The most common type of pancreatic cancers are infiltrating ductal adenocarcinomas, that arise from cells that form ducts and secrete mucin. These are commonly called “pancreatic cancers.”
A broad spectrum of tumours can arise in the pancreas, many are cystic, some are benign while others can be malignant.
Some examples are:
Serous cystadenomas are benign cystic neoplasms that arise twice as often in women as in men and typically present in the seventh decade of life with nonspecific symptoms such as abdominal pain. They may also present as palpable abdominal masses. Serous cystadenomas are almost always benign, and surgical resection is curative in the vast majority of patients.
Mucinous Cystic Neoplasms
Mucinous cystic neoplasms almost always arise in women, and in contrast to serous cystadenomas, they can be benign, borderline malignant, or malignant. Mucinous cystic neoplasms usually arise in the body or tail of the pancreas and present as painless, slow-growing masses. The only way to distinguish the entirely benign form (cystadenoma) from its malignant counterpart (cystadenocarcinoma) is pathologic assessment after complete surgical removal. Benign mucinous cystadenomas lack significant cytologic or architectural atypia, while borderline mucinous cystic neoplasms show significant cytologic and architectural atypia but no tissue invasion. Malignant mucinous cystadenocarcinomas have an associated invasive carcinoma.
Intraductal Papillary Mucinous Neoplasm (IPMN)
IPMN is a grossly visible, non invasive, mucin-producing, predominantly papillary or rarely flat epithelial neoplasm arising from the main pancreatic duct or branching ducts, with varying degrees of duct dilation. IPMNs usually produce a lesion greater than 1cm in diameter and include a variety of cell types with a spectrum of cytologic and architectural atypia.
The unusual solid-pseudopapillary tumour is seen mainly in adolescent girls and young women. These tumours often cause abdominal discomfort because of their large size, and they are usually cured by resection. Surgical resection is the treatment of choice, and although some solid-pseudopapillary tumours are locally aggressive, most pursue a benign course if they are completely resected.

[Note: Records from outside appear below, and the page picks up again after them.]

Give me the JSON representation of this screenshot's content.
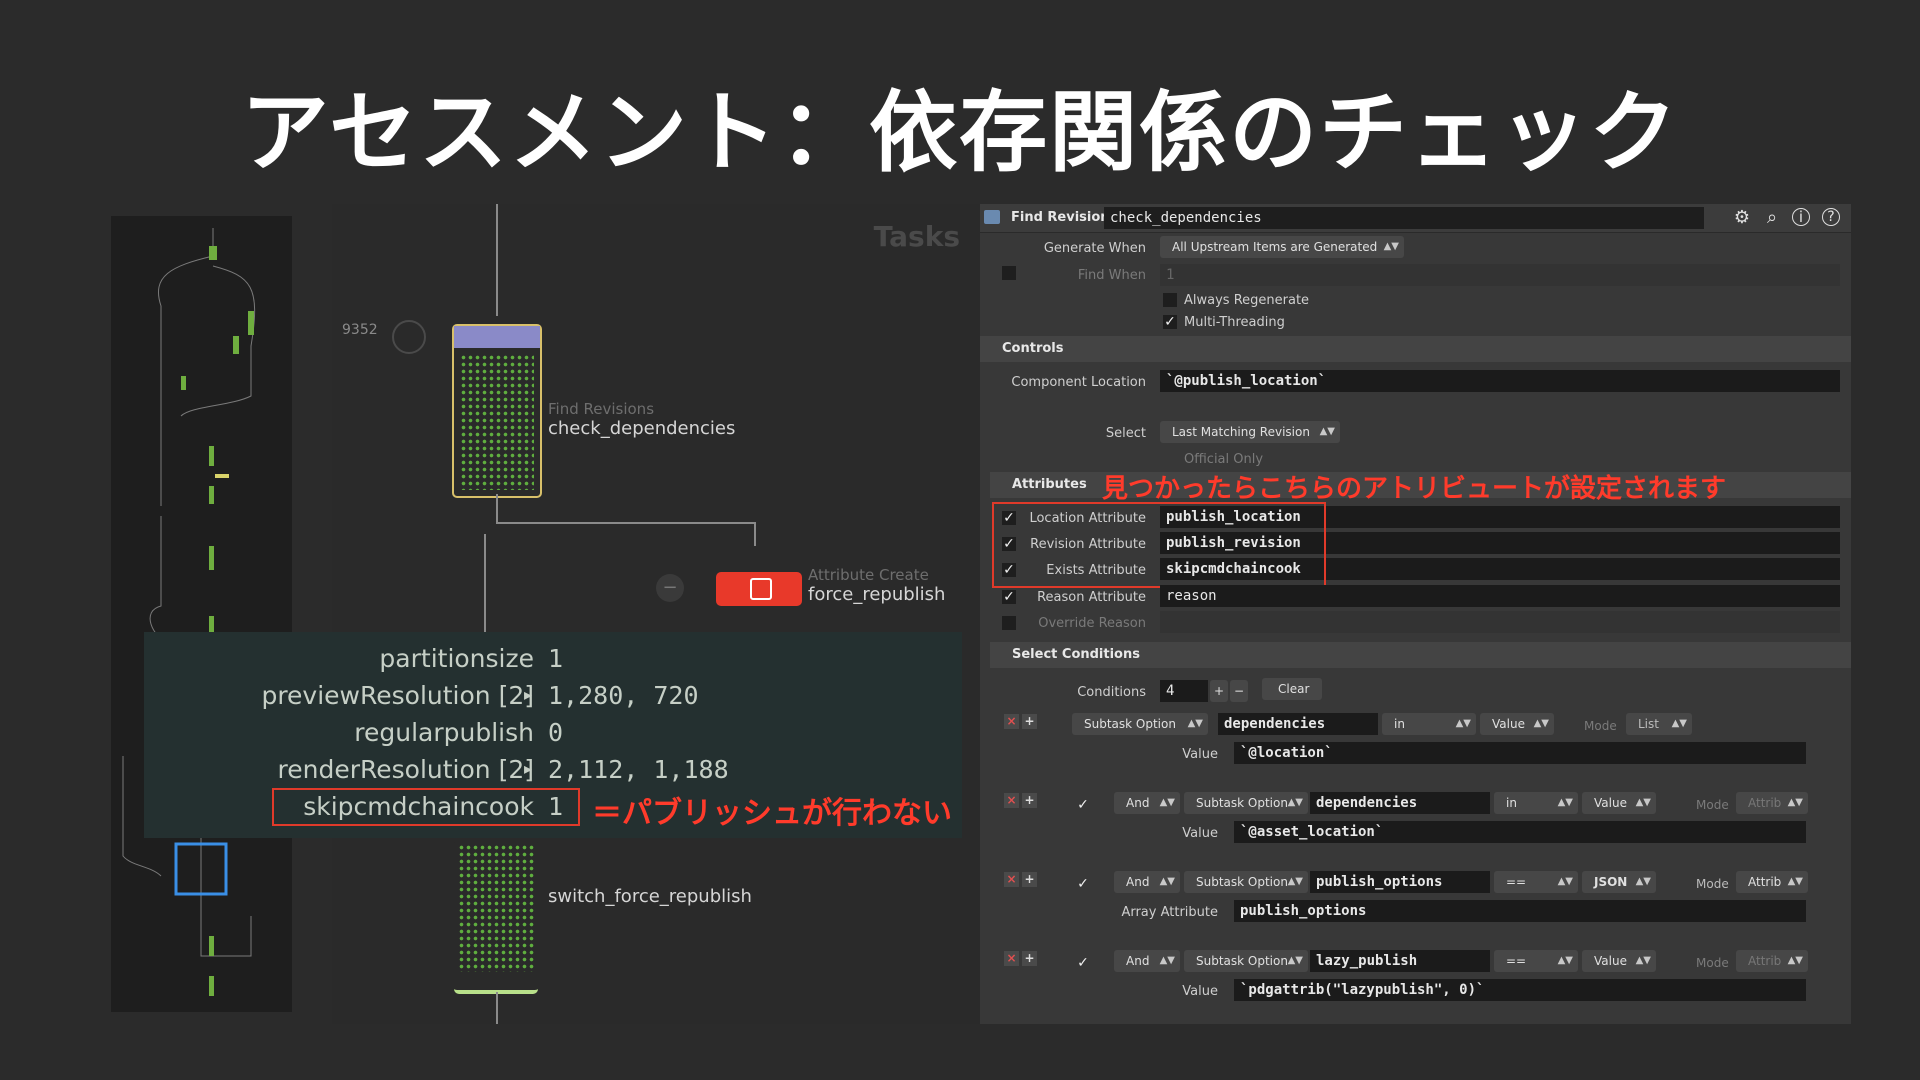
{
  "slide_title": "アセスメント：依存関係のチェック",
  "minimap": {},
  "network": {
    "tasks_label": "Tasks",
    "node_count": "9352",
    "find_node": {
      "type": "Find Revisions",
      "name": "check_dependencies"
    },
    "attr_node": {
      "type": "Attribute Create",
      "name": "force_republish"
    },
    "switch_node": {
      "name": "switch_force_republish"
    }
  },
  "overlay": {
    "rows": [
      {
        "key": "partitionsize",
        "value": "1",
        "arrow": ""
      },
      {
        "key": "previewResolution [2]",
        "value": "1,280,  720",
        "arrow": "▸"
      },
      {
        "key": "regularpublish",
        "value": "0",
        "arrow": ""
      },
      {
        "key": "renderResolution [2]",
        "value": "2,112,  1,188",
        "arrow": "▸"
      },
      {
        "key": "skipcmdchaincook",
        "value": "1",
        "arrow": ""
      }
    ],
    "note": "＝パブリッシュが行わない"
  },
  "panel": {
    "header_type": "Find Revisions",
    "header_name": "check_dependencies",
    "generate_when_label": "Generate When",
    "generate_when_value": "All Upstream Items are Generated",
    "find_when_label": "Find When",
    "find_when_value": "1",
    "always_regenerate": "Always Regenerate",
    "multi_threading": "Multi-Threading",
    "controls": "Controls",
    "component_location_label": "Component Location",
    "component_location_value": "`@publish_location`",
    "select_label": "Select",
    "select_value": "Last Matching Revision",
    "official_only": "Official Only",
    "attributes": "Attributes",
    "attributes_note": "見つかったらこちらのアトリビュートが設定されます",
    "attr_rows": [
      {
        "label": "Location Attribute",
        "value": "publish_location",
        "checked": true,
        "bold": true
      },
      {
        "label": "Revision Attribute",
        "value": "publish_revision",
        "checked": true,
        "bold": true
      },
      {
        "label": "Exists Attribute",
        "value": "skipcmdchaincook",
        "checked": true,
        "bold": true
      },
      {
        "label": "Reason Attribute",
        "value": "reason",
        "checked": true,
        "bold": false
      }
    ],
    "override_reason": "Override Reason",
    "select_conditions": "Select Conditions",
    "conditions_label": "Conditions",
    "conditions_value": "4",
    "plus": "+",
    "minus": "−",
    "clear": "Clear",
    "mode": "Mode",
    "conditions": [
      {
        "join": "",
        "source": "Subtask Option",
        "name": "dependencies",
        "op": "in",
        "kind": "Value",
        "modeval": "List",
        "sub_label": "Value",
        "sub_value": "`@location`"
      },
      {
        "join": "And",
        "source": "Subtask Option",
        "name": "dependencies",
        "op": "in",
        "kind": "Value",
        "modeval": "Attrib",
        "sub_label": "Value",
        "sub_value": "`@asset_location`"
      },
      {
        "join": "And",
        "source": "Subtask Option",
        "name": "publish_options",
        "op": "==",
        "kind": "JSON",
        "modeval": "Attrib",
        "sub_label": "Array Attribute",
        "sub_value": "publish_options"
      },
      {
        "join": "And",
        "source": "Subtask Option",
        "name": "lazy_publish",
        "op": "==",
        "kind": "Value",
        "modeval": "Attrib",
        "sub_label": "Value",
        "sub_value": "`pdgattrib(\"lazypublish\", 0)`"
      }
    ]
  },
  "colors": {
    "accent_red": "#ff3b2b",
    "node_green": "#5fae3f",
    "node_yellow": "#d8c06a"
  }
}
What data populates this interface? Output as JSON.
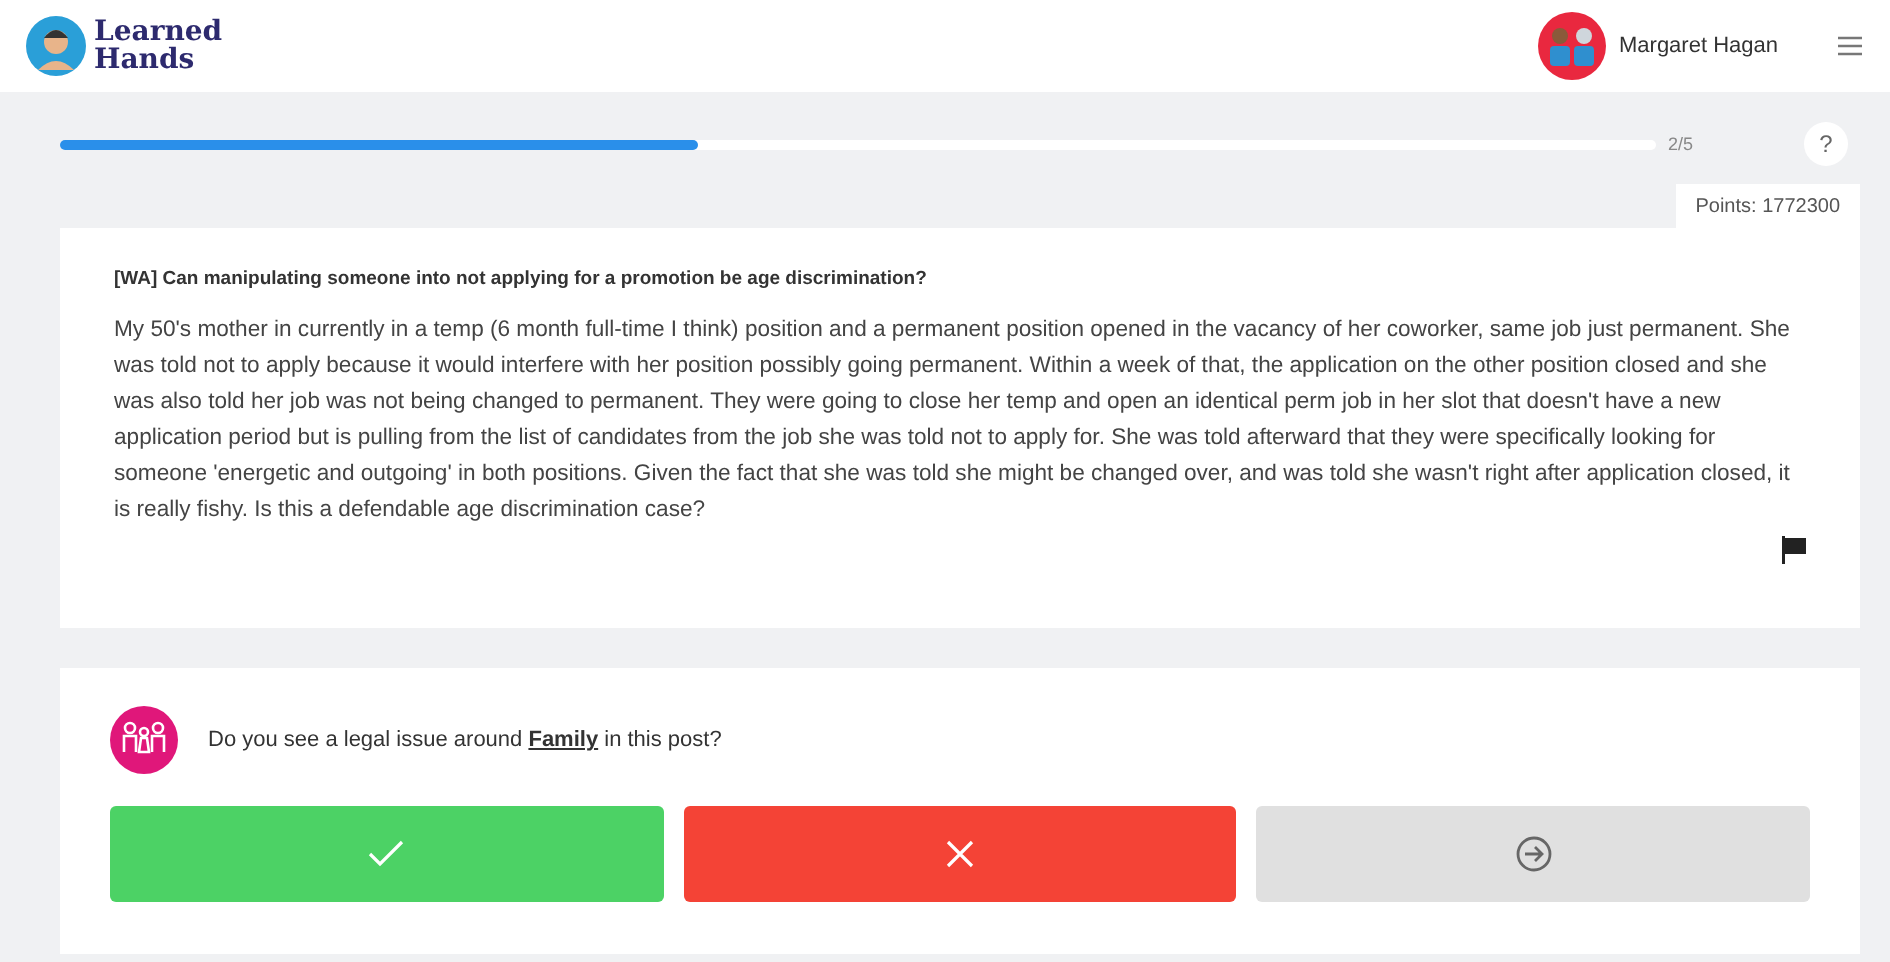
{
  "header": {
    "logo": "Learned Hands",
    "user": "Margaret Hagan"
  },
  "progress": {
    "level": 0.4,
    "label": "2/5",
    "help": "?"
  },
  "points": "Points: 1772300",
  "post": {
    "title": "[WA] Can manipulating someone into not applying for a promotion be age discrimination?",
    "body": "My 50's mother in currently in a temp (6 month full-time I think) position and a permanent position opened in the vacancy of her coworker, same job just permanent.  She was told not to apply because it would interfere with her position possibly going permanent. Within a week of that, the application on the other position closed and she was also told her job was not being changed to permanent. They were going to close her temp and open an identical perm job in her slot that doesn't have a new application period but is pulling from the list of candidates from the job she was told not to apply for. She was told afterward that they were specifically looking for someone 'energetic and outgoing' in both positions. Given the fact that she was told she might be changed over, and was told she wasn't right after application closed, it is really fishy. Is this a defendable age discrimination case?"
  },
  "question": {
    "text": "Do you see a legal issue around **Family** in this post?"
  },
  "answers": [
    {
      "kind": "yes"
    },
    {
      "kind": "no"
    },
    {
      "kind": "skip"
    }
  ]
}
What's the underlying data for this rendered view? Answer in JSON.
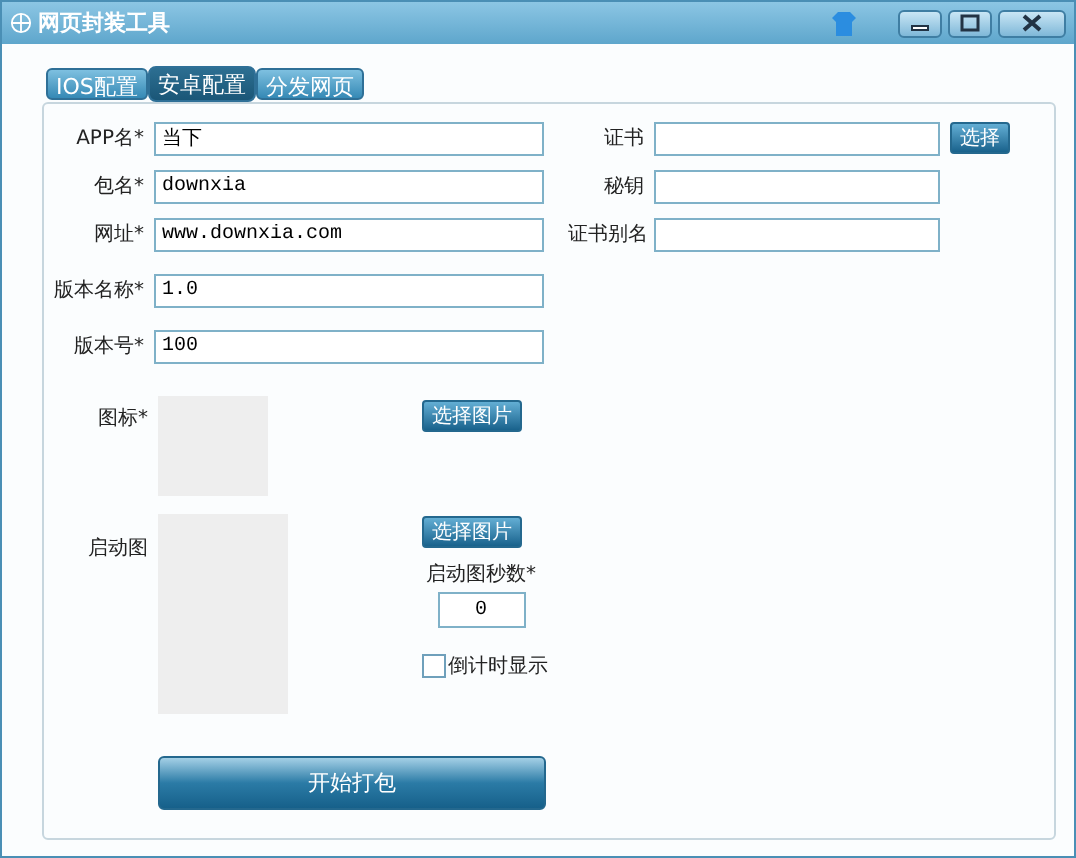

Endocrine Neoplasms, also known as ‘islet cell tumours’, are rare in comparison with tumours of the exocrine pancreas, accounting for only 2% of all pancreatic neoplasms. They may be benign or malignant with the ability to spread to the liver and lymph nodes, and it is often difficult to predict the biologic behaviour of these neoplasms.
Insulinomas are the most common of pancreatic endocrine neoplasms. They are most often found within the pancreas and are generally small benign lesions. Most are solitary, although multiple lesions have been described.
Gastrinomas (Zollinger-Ellison Syndrome) characterised by marked hypersecretion of gastrin and severe peptic ulceration. They may arise in the pancreas, the peripancreatic region, or the wall of the duodenum. Over half of gastrin producing tumours are locally invasive or have already metastasised at the time of diagnosis.
Glucagonomas are associated with increased serum levels of glucagon and a syndrome consisting of mild diabetes mellitus, a characteristic skin rash (necrolytic migratory erythema), and anemia. They occur most frequently in perimenopausal and postmenopausal women and are characterized by extremely high plasma glucagon levels.
Somatostatinomas are extremely rare neoplasms and are often associated with diabetes mellitus, gall stones and steatorrhea. They are exceedingly difficult to localize preoperatively. High plasma somatostatin levels are required for diagnosis.